Gesagt, getan. Die beiden Freunde begannen ihre Suche in Whithorn bei der Candida Casa. Der christliche Glaube war schon in die Provinz Galloway gebracht worden. An den südlichen Küsten bekehrten zunächst irische Mönche die Kelten. Scott Dagleish und Jason notierten sich als Erstes die Inschrift unter dem steinernen Baphometen an der Pforte. Diese musste später mit denen an den anderen Kirchen abgeglichen werden, falls vorhanden. Es gab aber noch weitaus mehr Geheimnisvolles zu entdecken. Spuren, die dabei helfen sollten, das größte Puzzle auf Erden zusammenzusetzen.

Das Geschehen in der Kapuzinergrabschaften von Sizilien behielten sie für sich. Stillschweigen war das Wichtigste, bedenkt man all die Spinner auf dem Globus. Sind die zwei selbst welche? Wie dem auch sei, es gibt nichts Interessanteres als die Geschichte. Die Legenden und Fakten, die die Toten hinterlassen haben. Jason jr. wollte sie erneut zum Leben erwecken und wie in Palermo sprechen hören.

„Junior, kuck´ mal auf die verwitterte Steintafel hier“, flüsterte Dagleish.
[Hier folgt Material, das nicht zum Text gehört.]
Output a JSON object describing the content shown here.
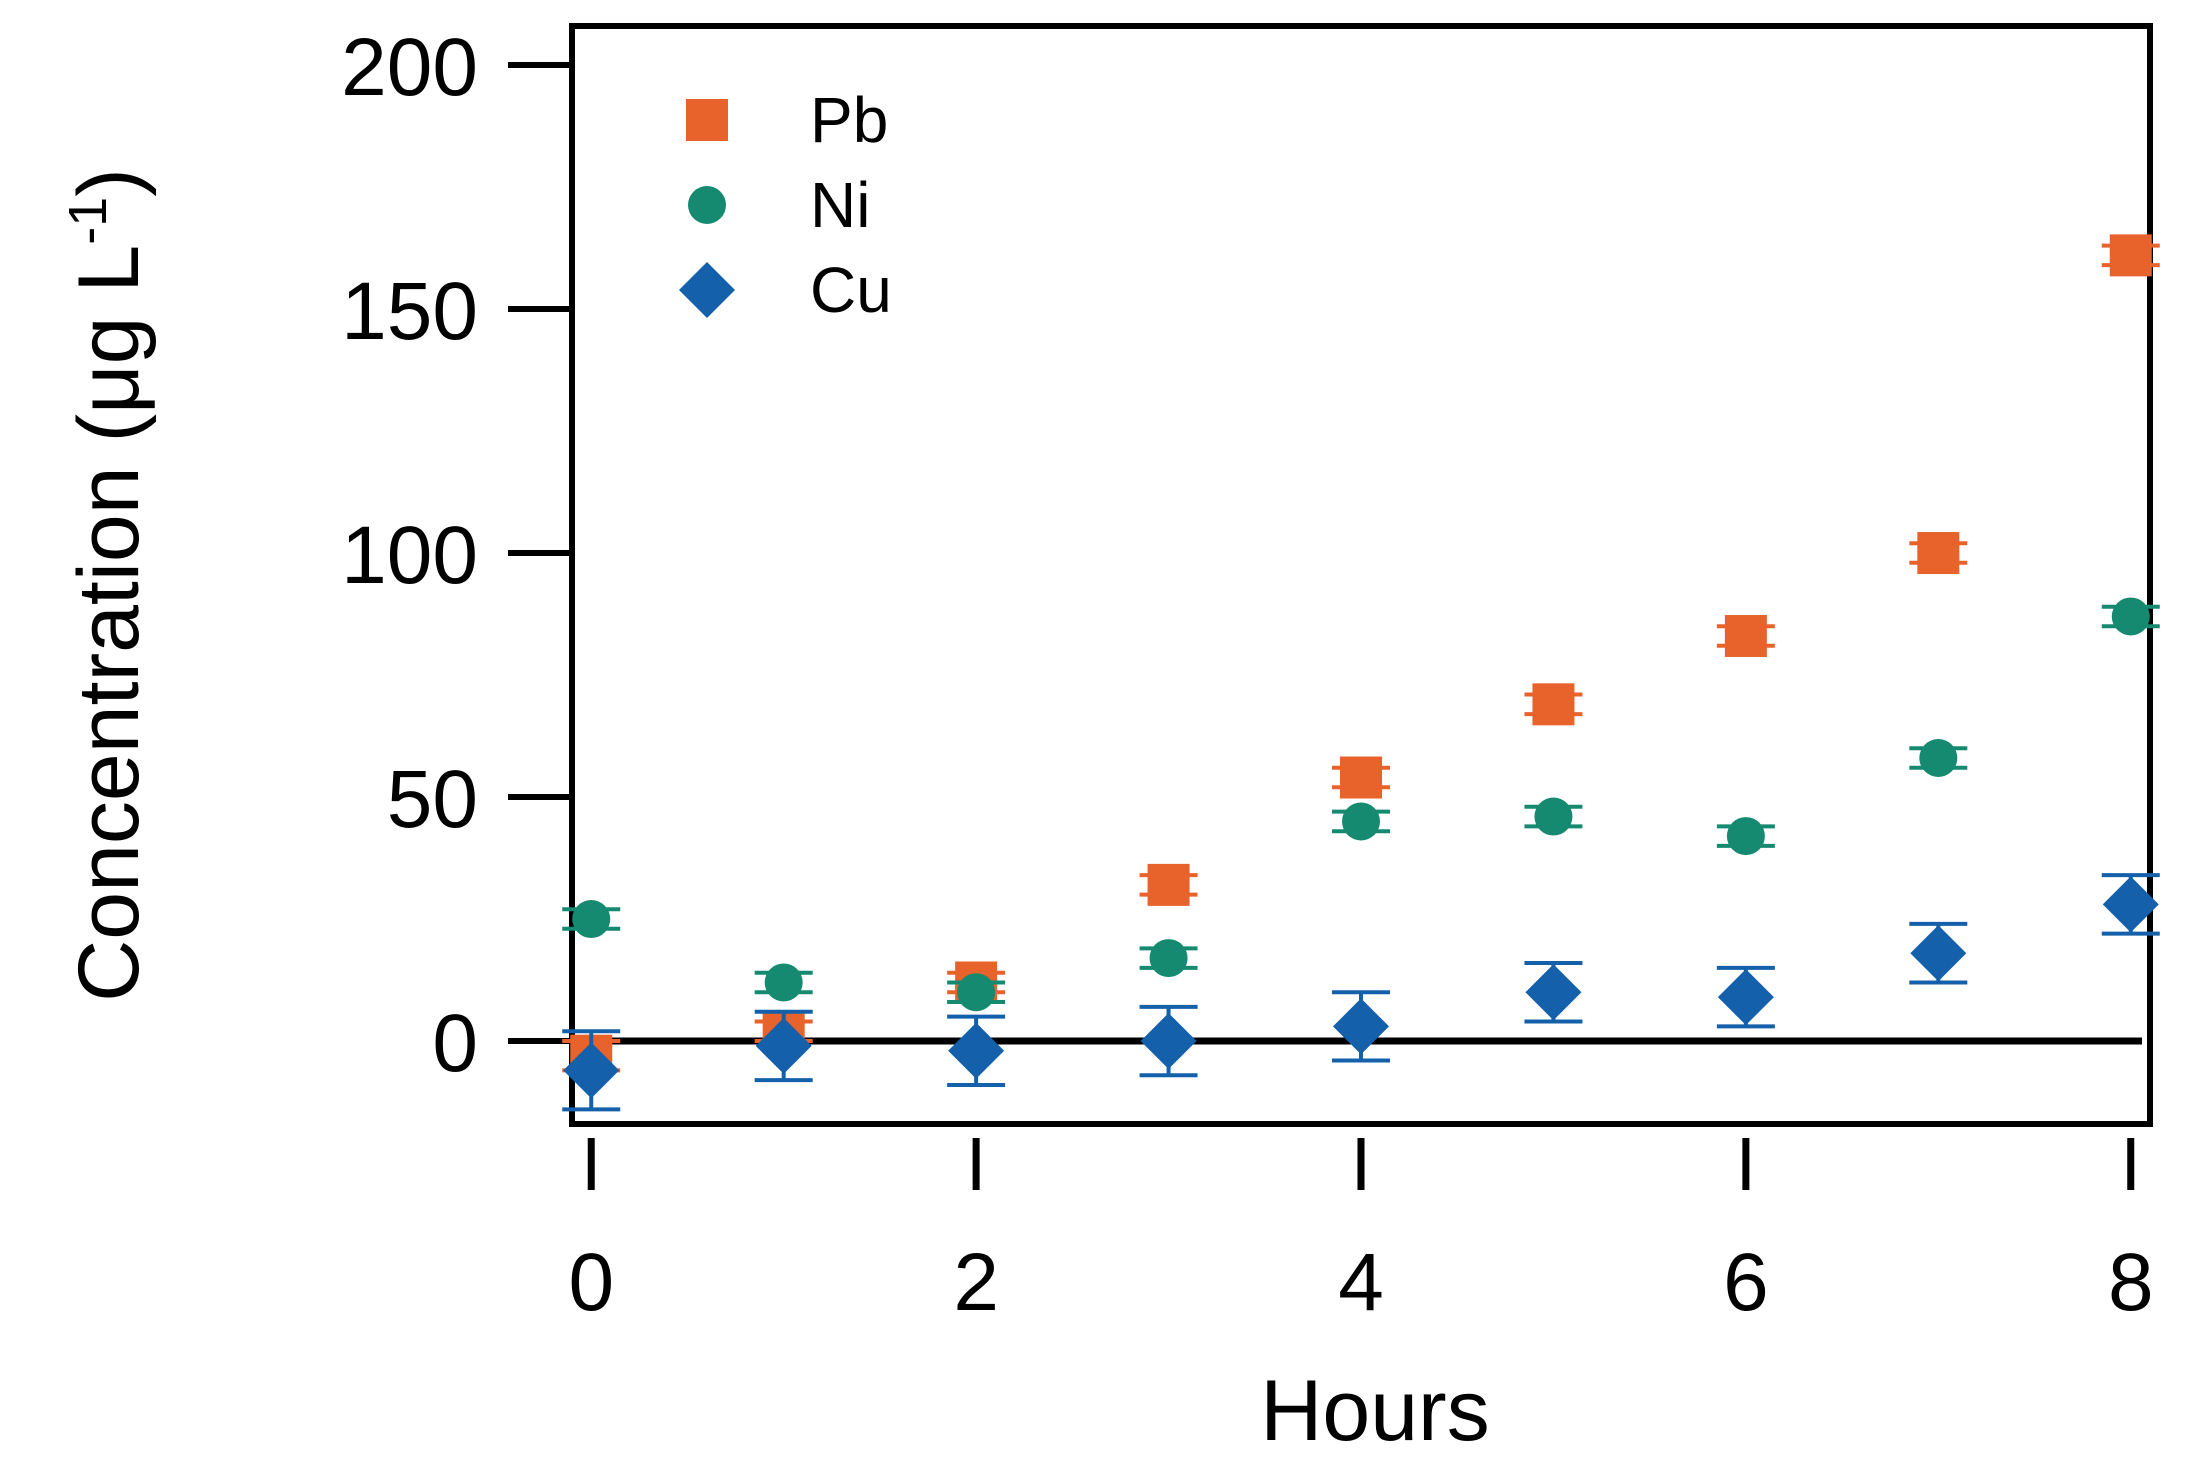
{
  "chart_data": {
    "type": "scatter",
    "title": "",
    "xlabel": "Hours",
    "ylabel": "Concentration (μg L",
    "ylabel_superscript": "-1",
    "ylabel_suffix": ")",
    "xlim": [
      -0.1,
      8.1
    ],
    "ylim": [
      -17,
      208
    ],
    "xticks": [
      0,
      2,
      4,
      6,
      8
    ],
    "yticks": [
      0,
      50,
      100,
      150,
      200
    ],
    "xtick_labels": [
      "0",
      "2",
      "4",
      "6",
      "8"
    ],
    "ytick_labels": [
      "0",
      "50",
      "100",
      "150",
      "200"
    ],
    "grid": false,
    "zero_line": true,
    "legend_position": "top-left",
    "series": [
      {
        "name": "Pb",
        "marker": "square",
        "color": "#e8622c",
        "x": [
          0,
          1,
          2,
          3,
          4,
          5,
          6,
          7,
          8
        ],
        "y": [
          -3,
          2,
          12,
          32,
          54,
          69,
          83,
          100,
          161
        ],
        "err": [
          3,
          2,
          2,
          2,
          2,
          2,
          2,
          2,
          2
        ]
      },
      {
        "name": "Ni",
        "marker": "circle",
        "color": "#158a70",
        "x": [
          0,
          1,
          2,
          3,
          4,
          5,
          6,
          7,
          8
        ],
        "y": [
          25,
          12,
          10,
          17,
          45,
          46,
          42,
          58,
          87
        ],
        "err": [
          2,
          2,
          2,
          2,
          2,
          2,
          2,
          2,
          2
        ]
      },
      {
        "name": "Cu",
        "marker": "diamond",
        "color": "#1460aa",
        "x": [
          0,
          1,
          2,
          3,
          4,
          5,
          6,
          7,
          8
        ],
        "y": [
          -6,
          -1,
          -2,
          0,
          3,
          10,
          9,
          18,
          28
        ],
        "err": [
          8,
          7,
          7,
          7,
          7,
          6,
          6,
          6,
          6
        ]
      }
    ]
  }
}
„Wenn ich mein altes Latein ausgrabe, steht da, dass hier ein römischer Feldherr begraben liegt. Wie gerne ich mit dem reden würde, weißt du? In Erfahrung bringen, wie das hier anno dazumal abgelaufen ist.“

„Eventuell kannst du das bald. Deshalb sind wirja hier, entgegnete Jason nüchtern und fotografierte die eingemeißelten Worte mit seinem Smartphone.
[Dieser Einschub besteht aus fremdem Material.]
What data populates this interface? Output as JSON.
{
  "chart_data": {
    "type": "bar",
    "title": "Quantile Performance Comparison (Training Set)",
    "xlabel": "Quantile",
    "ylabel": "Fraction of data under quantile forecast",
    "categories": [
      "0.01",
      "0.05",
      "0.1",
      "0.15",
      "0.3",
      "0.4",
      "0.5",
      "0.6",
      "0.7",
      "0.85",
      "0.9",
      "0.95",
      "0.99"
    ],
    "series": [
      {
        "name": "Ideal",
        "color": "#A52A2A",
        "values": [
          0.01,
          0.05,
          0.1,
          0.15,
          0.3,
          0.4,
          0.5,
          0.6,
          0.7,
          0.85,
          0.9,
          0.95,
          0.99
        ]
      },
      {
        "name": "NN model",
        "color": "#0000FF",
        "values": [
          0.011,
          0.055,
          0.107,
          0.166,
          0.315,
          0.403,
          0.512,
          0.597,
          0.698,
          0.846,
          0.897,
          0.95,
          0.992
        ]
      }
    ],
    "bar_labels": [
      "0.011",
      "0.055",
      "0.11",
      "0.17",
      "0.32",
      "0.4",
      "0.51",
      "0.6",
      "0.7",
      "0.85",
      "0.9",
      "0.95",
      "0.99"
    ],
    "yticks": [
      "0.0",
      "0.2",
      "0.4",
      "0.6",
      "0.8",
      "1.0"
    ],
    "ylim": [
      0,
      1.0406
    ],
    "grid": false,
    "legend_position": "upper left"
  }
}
In den unteren Gewölben des Klosters roch es nach Moder und einer Prise Historie. Der Professor legte nun zwischen den Ruhestätten der Geistlichen ein Maßband an. Er fand heraus, dass augenscheinlich alles typisch für die Tempelritter ausgerichtet war.

„Da sieh´ mal einer an“, stutzte er.